Our analysis is subjective and we will make our full dataset available for independent analysis. We do not make any quantitative claims, because our sample is biased (for example, geographically).
We included a single quantitative question: ‘To what extent do you agree that these are the top priorities for the UK in AI Research, Development & Innovation? (5 means ‘Strongly agree’)’. Responses could range from 0-5. The average response was 3.4 (neither agree nor disagree).
We received 284 responses in total. We selected qualified respondents by requiring:
- They declared they were either “a practising data scientist” or “used to be a practising data scientist”
- They declared they were “an individual data science contributor”, “a line manager of data scientists” or “a senior leader involved in data science”
After applying these requirements 245 qualified responses remained. 118 (47%) of respondents identified as either ‘Managers’ or ‘Senior leaders’.

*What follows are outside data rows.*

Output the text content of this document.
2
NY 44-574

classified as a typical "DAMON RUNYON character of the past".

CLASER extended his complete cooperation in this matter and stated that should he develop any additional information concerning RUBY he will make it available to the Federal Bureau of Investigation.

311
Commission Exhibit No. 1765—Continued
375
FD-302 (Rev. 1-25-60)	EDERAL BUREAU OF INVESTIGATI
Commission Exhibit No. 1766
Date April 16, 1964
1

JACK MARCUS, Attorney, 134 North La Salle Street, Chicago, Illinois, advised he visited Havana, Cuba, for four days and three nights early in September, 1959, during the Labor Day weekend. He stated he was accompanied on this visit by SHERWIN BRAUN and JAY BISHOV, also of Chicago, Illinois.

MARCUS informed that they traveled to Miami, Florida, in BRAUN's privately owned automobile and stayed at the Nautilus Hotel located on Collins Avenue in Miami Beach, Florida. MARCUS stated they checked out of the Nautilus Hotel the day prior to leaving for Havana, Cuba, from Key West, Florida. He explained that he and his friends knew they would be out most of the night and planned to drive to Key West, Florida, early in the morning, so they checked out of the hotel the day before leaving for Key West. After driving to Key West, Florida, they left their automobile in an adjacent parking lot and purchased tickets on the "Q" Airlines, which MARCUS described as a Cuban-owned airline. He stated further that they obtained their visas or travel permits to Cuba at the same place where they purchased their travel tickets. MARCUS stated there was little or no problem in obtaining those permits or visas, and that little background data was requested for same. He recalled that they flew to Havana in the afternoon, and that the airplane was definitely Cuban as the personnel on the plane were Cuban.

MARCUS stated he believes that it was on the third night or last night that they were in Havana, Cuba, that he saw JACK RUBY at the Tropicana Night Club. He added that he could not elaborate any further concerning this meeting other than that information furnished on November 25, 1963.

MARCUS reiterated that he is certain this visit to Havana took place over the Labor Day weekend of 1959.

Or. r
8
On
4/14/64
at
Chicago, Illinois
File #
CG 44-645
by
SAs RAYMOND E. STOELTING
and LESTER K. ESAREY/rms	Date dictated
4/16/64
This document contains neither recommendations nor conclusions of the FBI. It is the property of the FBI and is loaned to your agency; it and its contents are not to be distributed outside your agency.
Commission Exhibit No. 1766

In order to interpret our results we made a crude manual classification of every comment and focused on those topics which at least 20 respondents mentioned.
The declared demographic of our qualified responses was primarily male (77%) and white (75%). We note that only 60% answered questions on demographics.
The Data Science and AI section is grateful for the support of our partner communities PyLadies London, PyData London, PyDataUK, London Machine Learning and the Apache Spark+AI Meetup, representing a combined (overlapping) membership of 27K data scientists and technologists.